Si vede invece già benissimo che Valentino Rossi difficilmente riuscirà a tornare il Dottore di un tempo. In fondo è nelle cose, nella vita, nell'età che avanza, e soprattutto è nei due fenomeni che stanno monopolizzando la Motogp: Marc Marquez e Jorge Lorenzo. Uno iridato dei record e nemico sull'Honda, uno compagno e dunque ancor più nemico sulla Yamaha. Valentino ha corso da quarto per tutto il 2013, ha vinto - bene e romanticamente - ad Assen ma con Lorenzo stoico e dolorante (5°). Il che ha un duplice significato: che Jorge, se integro, è ora più forte e non ci sarebbe stata storia; o che, in assenza di un Jorge a posto, la Yamaha gli aveva sistemato una super moto. Dubbio, quest'ultimo, che si è insinuato in molti. Per Vale il 2014 sarà un anno di molte verità. Per scoprirle ha fatto anche una mossa se non sgradevole, certamente poco romantica: quella di rompere il rapporto con il tecnico di tutti i suoi successi nella classe regina, Jeremy Burgess. Ora si affiderà a Silvano Galbusera, ex Cagiva, Yamaha e nel 2013 Bmw Superbike. «Il mio futuro dipenderà dai risultati che otterrò, e avevo bisogno di qualcosa di diverso...» la sintesi del Vale sull'addio. Segno che o la va o la spacca. O vince stabilmente e prosegue o ritiro.

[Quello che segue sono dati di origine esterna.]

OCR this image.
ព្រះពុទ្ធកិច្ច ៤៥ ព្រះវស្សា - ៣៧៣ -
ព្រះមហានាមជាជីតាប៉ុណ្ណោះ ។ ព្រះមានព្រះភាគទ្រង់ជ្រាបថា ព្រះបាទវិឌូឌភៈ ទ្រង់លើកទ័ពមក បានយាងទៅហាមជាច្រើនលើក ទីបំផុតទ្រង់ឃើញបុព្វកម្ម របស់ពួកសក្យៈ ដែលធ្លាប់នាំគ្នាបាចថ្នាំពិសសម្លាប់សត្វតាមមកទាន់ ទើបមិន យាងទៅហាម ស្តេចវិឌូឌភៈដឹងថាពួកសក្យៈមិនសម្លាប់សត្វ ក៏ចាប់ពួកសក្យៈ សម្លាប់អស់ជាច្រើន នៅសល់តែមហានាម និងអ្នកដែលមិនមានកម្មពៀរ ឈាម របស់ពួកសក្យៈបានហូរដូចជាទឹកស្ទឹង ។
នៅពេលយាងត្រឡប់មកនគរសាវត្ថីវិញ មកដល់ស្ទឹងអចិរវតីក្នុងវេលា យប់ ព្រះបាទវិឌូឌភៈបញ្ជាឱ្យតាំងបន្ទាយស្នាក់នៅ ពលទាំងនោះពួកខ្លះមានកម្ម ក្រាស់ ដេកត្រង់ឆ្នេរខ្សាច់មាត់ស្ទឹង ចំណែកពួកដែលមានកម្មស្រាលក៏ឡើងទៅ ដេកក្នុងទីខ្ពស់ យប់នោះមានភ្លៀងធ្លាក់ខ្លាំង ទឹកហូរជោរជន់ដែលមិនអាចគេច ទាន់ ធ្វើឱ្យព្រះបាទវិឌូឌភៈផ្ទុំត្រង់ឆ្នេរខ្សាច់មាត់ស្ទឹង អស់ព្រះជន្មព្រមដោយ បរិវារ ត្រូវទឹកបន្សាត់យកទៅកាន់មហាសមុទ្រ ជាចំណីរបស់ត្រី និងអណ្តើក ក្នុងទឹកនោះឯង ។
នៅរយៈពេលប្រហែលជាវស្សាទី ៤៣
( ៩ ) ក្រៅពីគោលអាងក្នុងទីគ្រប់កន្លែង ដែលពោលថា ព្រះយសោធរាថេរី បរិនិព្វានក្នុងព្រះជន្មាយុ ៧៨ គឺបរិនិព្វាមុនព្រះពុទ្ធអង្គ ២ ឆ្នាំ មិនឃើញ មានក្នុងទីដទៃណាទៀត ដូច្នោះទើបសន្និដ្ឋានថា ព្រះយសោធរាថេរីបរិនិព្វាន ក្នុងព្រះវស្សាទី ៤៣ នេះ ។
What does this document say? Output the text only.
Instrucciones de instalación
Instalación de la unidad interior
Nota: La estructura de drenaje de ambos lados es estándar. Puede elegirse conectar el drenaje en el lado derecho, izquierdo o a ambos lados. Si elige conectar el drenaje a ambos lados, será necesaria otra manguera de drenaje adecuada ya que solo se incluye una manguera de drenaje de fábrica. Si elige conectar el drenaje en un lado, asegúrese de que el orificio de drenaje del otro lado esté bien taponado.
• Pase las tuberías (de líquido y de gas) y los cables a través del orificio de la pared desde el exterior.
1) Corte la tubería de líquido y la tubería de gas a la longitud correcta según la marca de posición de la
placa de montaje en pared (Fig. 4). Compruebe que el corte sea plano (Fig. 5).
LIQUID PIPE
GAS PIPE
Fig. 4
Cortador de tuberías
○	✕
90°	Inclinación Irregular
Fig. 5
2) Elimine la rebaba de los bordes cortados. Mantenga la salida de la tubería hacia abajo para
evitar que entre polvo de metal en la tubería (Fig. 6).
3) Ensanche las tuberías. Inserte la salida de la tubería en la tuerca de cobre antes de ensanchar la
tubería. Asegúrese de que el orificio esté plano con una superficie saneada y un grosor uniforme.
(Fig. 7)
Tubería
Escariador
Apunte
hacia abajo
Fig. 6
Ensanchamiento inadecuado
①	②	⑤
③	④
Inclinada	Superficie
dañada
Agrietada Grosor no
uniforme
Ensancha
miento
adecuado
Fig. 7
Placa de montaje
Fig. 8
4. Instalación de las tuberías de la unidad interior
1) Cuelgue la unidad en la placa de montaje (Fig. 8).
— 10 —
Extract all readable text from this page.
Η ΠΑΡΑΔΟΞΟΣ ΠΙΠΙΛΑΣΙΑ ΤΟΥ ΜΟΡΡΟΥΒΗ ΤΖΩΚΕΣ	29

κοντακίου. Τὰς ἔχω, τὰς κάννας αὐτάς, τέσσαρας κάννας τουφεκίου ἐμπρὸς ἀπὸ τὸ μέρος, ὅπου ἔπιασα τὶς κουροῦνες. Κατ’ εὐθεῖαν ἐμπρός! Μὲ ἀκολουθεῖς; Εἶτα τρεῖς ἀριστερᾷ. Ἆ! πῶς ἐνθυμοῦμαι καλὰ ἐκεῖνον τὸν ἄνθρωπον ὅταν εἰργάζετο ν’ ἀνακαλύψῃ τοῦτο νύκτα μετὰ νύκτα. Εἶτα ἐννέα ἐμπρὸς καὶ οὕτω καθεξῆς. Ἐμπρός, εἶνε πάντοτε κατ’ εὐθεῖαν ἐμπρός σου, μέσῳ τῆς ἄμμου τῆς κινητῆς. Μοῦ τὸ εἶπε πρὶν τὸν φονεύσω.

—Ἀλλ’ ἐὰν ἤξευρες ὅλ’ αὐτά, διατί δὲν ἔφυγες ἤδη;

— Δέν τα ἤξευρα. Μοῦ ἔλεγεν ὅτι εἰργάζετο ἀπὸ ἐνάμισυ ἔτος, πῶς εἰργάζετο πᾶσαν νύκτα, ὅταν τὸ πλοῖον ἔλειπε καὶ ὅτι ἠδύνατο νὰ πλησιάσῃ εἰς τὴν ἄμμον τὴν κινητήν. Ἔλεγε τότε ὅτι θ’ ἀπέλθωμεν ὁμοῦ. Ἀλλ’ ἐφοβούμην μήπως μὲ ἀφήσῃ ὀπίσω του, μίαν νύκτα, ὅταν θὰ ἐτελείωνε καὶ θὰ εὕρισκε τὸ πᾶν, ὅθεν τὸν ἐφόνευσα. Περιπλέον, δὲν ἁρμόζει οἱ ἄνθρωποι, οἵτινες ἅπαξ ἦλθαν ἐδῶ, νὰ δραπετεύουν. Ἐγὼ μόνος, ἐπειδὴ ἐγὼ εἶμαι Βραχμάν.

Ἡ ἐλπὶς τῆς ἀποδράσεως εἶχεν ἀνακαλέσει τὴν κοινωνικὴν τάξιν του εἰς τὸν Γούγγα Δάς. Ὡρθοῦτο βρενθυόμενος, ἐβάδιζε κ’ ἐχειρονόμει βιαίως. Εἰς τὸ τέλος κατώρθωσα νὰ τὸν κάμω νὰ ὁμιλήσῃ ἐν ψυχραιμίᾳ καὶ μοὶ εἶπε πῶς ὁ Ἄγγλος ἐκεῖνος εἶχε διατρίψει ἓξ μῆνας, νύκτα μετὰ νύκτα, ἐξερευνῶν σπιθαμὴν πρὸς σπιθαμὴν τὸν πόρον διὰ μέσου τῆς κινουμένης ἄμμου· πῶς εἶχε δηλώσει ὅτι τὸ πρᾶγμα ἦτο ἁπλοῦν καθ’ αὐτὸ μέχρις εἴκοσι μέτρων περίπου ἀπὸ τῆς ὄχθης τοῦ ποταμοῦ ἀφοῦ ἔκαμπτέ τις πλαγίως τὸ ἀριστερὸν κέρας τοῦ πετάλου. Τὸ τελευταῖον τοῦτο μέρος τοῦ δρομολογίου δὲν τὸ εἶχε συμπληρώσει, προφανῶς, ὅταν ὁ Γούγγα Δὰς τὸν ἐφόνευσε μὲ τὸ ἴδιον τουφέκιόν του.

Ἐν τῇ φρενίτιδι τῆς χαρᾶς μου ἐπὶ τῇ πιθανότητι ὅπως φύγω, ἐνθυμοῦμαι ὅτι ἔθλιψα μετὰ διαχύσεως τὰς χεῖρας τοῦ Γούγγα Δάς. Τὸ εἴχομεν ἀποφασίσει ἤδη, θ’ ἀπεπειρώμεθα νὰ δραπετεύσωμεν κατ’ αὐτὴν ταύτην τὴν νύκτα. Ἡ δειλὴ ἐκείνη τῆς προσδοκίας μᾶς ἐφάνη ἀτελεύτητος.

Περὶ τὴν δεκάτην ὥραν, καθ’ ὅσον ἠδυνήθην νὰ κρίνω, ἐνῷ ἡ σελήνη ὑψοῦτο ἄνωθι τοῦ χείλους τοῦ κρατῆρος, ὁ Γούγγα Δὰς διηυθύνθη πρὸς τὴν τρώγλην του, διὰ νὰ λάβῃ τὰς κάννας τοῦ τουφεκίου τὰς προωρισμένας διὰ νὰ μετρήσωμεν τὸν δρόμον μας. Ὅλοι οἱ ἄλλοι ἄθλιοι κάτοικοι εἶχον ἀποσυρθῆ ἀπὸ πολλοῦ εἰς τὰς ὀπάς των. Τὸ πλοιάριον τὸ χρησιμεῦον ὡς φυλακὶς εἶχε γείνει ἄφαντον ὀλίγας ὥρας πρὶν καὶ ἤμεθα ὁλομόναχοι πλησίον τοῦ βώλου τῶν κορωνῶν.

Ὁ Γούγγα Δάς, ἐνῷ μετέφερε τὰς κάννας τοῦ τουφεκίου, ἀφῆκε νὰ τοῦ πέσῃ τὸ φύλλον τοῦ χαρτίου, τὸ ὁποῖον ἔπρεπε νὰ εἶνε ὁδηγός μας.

Nell'annus horribilis della MotoGp italica si è di nuovo distinta la Ducati che per il 2014, un po' come la Ferrari, s'affida molto al nuovo tecnico profeta. Stavolta Gigi Dall'Igna, deus ex machina dei successi Aprilia in Superbike. Aprilia che ha rivinto il costruttori, ma ovviamente ai tifosi interessa pochino. In mezzo a tutte queste brutture e alle speranze nascenti, una triste constatazione: la Ferrari ha piloti forti ed esperti ma vecchi. Rossi è forte, esperto ma vecchio. L'Italia a pistoni e cilindri o non ha ricambi, vedi motomondiale, o se li ha, non osa o riesce a lanciarli. Vedi Valsecchi in F1.

Anche se la Ferrari, tempo un anno, sarà costretta a esporsi per il suo piccolo prodigio: Raffaele Marciello, campione europeo F3 e pilota della Driver Academy. Ma lo farà?